Rethinking Link Prediction for Directed Graphs
Mingguo He, Yuhe Guo, Yanping Zheng, Zhewei Wei, Stephan Günnemann, Xiaokui Xiao
TL;DR
Rethinking Link Prediction for Directed Graphs formalizes directed link prediction within a unified encoder–decoder framework and demonstrates that dual embeddings ${\mathbf{s}}_u$, ${\mathbf{t}}_u$ more effectively capture directionality than single embeddings. It introduces DirLinkBench to standardize evaluation across seven real-world datasets and multiple metrics, revealing that simple models like DiGAE can outperform more complex approaches when decoders and losses are chosen appropriately. Building on these insights, the paper reinterprets DiGAE as a GCN on an undirected bipartite graph and presents SDGAE, a spectral directed graph auto-encoder that learns arbitrary polynomial filters with complexity $O(2K m d)$, achieving state-of-the-art average performance on DirLinkBench. The work also analyzes the impact of feature inputs, loss functions, decoder design, degree distributions, and negative sampling, and outlines open challenges, including developing more expressive decoders for complex-valued methods and better preserving asymmetry in directed graphs.
Abstract
Link prediction for directed graphs is a crucial task with diverse real-world applications. Recent advances in embedding methods and Graph Neural Networks (GNNs) have shown promising improvements. However, these methods often lack a thorough analysis of their expressiveness and suffer from effective benchmarks for a fair evaluation. In this paper, we propose a unified framework to assess the expressiveness of existing methods, highlighting the impact of dual embeddings and decoder design on directed link prediction performance. To address limitations in current benchmark setups, we introduce DirLinkBench, a robust new benchmark with comprehensive coverage, standardized evaluation, and modular extensibility.

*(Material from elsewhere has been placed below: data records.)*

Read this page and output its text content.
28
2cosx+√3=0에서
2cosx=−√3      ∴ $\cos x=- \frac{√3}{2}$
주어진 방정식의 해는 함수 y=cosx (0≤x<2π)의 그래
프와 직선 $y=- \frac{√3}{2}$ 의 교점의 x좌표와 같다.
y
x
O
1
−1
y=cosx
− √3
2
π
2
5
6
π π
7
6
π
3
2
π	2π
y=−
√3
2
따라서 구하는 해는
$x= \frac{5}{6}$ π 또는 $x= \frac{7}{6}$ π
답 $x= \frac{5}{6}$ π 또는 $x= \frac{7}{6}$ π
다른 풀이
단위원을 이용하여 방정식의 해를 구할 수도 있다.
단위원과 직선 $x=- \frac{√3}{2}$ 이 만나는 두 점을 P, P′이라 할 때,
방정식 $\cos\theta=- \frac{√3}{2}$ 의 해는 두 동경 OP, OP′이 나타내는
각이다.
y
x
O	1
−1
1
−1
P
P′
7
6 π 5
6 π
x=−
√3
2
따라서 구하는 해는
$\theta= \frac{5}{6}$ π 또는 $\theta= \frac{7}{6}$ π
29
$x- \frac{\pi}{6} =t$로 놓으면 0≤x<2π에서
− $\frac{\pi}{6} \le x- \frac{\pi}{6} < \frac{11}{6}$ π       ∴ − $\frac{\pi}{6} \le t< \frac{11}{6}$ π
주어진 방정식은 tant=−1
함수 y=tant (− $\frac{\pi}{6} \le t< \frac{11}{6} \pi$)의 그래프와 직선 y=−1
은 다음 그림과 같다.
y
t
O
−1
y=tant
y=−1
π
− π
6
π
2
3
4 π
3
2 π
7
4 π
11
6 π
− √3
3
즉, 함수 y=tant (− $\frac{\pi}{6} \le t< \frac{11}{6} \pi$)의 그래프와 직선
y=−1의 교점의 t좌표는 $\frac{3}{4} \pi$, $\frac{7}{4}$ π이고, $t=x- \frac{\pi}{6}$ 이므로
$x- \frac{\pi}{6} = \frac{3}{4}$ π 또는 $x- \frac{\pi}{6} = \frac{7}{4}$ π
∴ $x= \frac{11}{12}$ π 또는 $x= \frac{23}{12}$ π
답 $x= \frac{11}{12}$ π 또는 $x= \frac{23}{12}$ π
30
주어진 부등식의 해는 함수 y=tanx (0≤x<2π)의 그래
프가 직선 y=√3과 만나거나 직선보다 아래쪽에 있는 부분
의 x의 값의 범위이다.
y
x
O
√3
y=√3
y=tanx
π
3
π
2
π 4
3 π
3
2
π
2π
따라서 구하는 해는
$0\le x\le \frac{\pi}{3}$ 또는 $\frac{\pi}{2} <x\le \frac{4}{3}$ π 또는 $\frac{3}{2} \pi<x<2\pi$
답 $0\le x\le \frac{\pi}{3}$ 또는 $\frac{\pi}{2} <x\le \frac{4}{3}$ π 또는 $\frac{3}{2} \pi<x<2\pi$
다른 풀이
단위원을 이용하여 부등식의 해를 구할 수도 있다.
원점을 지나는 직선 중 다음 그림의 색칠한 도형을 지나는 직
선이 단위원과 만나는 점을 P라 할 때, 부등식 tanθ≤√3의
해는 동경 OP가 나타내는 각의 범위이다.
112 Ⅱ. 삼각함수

The results on DirLinkBench show that current methods struggle to achieve strong performance, while DiGAE outperforms other baselines overall. We further revisit DiGAE theoretically, showing its graph convolution aligns with GCN on an undirected bipartite graph. Inspired by these insights, we propose a novel Spectral Directed Graph Auto-Encoder SDGAE that achieves state-of-the-art average performance on DirLinkBench. Finally, we analyze key factors influencing directed link prediction and highlight open challenges in this field.